How to help people in disadvantaged communities? Interview with GG Alcock

How to help people in disadvantaged communities? Interview with GG Alcock

Known to many South Africans as the author of KasiNomics, Third World Child and KasiNomic Revolution, you could say that GG Alcocks’ life started off the tracks. “My parents were political activists who believed that to really change people’s life and to work with them you have to live like them”, GG explains. Raised in a mud hut in Msinga, Kwazulu-Natal, GG grew up “like the other Zulu kids. We had no running water, no electricity. We herded goats and cattle.” Growing up in such a community, and being considered as entirely part of it, had huge benefits, according to GG. First of all was the language. Fluent in Zulu, GG is also conversant in most South African ethnic languages. The second, and probably most important benefit, was to experience such a culture truly and to understand it. Generally, people get the wrong idea of how things are in more impoverished areas. They assume that there is very little activity in those places and that people only sleep or live there. “Yet, corrects GG, the economy within these informal settlements is massive. All the opportunities in the formal sector have been taken to an extent. When you look at informal areas, the opportunities are bigger in many ways.

Understand the community

As a start-up aiming to reduce disparities and to help people in disadvantaged communities, we asked GG Alcock how we could impact those lives. His advice was simple: “Look in the mirror, don’t look out the window.” Entrepreneurs are often inspired by big names such as Elon Musk or Bill Gates, who work on large scale projects. However, says GG, “what is around us is more valuable than looking away.” Taking the example of a company that launched instant noodles ten years ago in Nigeria, GG explains that at first, people thought that it was a crazy idea. Ten years later, Nigeria became the fifth-biggest consumer of instant noodles on the planet. Now, how did that happen? “The company understood the biggest pain points in Nigeria.” First, people struggled to get fuel for cooking, whether it was charcoal, wood or electricity. Also, Nigerians generally look for filling, high protein food. Cooking the usual maize meals takes forty minutes to an hour. To make sure that people would trust their new product, the company partnered with the gatekeepers of the community. In this case, they were women selling food in the streets. By launching those easy, nutritious and fast cooking noodles through those trusted women, “the company checked all the right boxes. They understood all the needs and the culture of those communities. When we understand intimately the issues in a community around us, we’re able to create adequate solutions.

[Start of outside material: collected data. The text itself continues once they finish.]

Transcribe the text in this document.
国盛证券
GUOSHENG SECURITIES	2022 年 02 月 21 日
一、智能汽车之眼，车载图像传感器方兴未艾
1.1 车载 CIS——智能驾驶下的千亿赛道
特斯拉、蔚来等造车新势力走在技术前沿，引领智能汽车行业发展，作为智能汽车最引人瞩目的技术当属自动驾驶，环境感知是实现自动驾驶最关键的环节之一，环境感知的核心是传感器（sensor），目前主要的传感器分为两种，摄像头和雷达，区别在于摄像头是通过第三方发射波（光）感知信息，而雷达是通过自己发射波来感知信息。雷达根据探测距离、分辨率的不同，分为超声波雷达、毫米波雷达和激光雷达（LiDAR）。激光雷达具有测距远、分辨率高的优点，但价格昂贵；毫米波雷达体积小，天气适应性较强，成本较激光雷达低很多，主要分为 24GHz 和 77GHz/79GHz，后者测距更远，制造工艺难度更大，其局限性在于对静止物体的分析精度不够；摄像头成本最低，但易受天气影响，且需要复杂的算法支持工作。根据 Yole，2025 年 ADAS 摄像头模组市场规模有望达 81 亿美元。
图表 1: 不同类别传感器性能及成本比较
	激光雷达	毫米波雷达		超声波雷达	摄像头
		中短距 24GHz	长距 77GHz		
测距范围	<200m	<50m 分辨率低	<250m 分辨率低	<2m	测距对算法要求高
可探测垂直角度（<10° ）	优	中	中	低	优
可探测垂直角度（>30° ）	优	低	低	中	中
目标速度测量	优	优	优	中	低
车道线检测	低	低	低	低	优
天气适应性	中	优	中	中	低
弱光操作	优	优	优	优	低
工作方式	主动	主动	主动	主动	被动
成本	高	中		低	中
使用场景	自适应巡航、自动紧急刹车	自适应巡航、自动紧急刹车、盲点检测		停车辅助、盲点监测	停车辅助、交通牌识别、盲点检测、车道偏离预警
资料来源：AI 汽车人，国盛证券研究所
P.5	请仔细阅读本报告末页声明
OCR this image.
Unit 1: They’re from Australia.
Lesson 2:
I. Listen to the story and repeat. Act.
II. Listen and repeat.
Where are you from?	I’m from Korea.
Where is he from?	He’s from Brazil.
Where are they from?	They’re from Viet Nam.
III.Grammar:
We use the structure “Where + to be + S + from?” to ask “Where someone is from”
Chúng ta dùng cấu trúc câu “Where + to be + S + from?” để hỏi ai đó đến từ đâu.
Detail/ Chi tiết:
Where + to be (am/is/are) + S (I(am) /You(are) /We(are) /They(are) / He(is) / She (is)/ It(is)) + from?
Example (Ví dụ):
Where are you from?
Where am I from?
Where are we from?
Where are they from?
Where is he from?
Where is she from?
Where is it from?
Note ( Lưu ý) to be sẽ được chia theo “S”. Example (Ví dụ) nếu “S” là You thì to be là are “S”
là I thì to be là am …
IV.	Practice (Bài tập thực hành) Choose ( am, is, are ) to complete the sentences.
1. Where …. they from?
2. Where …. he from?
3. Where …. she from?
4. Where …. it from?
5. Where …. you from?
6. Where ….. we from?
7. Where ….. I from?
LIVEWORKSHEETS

We need to support small businesses

As citizens, we also wondered how we could individually help disadvantaged people. According to GG Alcock, the future of economic activity is “very much about the informal sector”, and there are two ways in which everyone can help its growth. First, support local and small businesses by becoming one of their clients. The issue is that “we would often rather buy fried chicken from KFC than from a small business selling the same product.” Obviously, we cannot forbid people to buy from big international companies their “finger-licking good” products. But if once in a while you change your habit and go to the local restaurant on the corner of your street, KFC -and similar businesses- will not see the difference. On the other hand, it might make a significant change for this local entrepreneur. “The second thing is that people struggle with regulations. We need to find a way to recognize small businesses and protect them.” As an example, GG tells us about this man who was selling sandwiches in the streets of Joburg. The police came and confiscated everything. “This guy was bringing money to support his family. People should recognize and lobby for those small businesses. This way, the authorities will be more likely to consider those. Small businesses are still businesses, and they need recognition, they need protection, and they need support.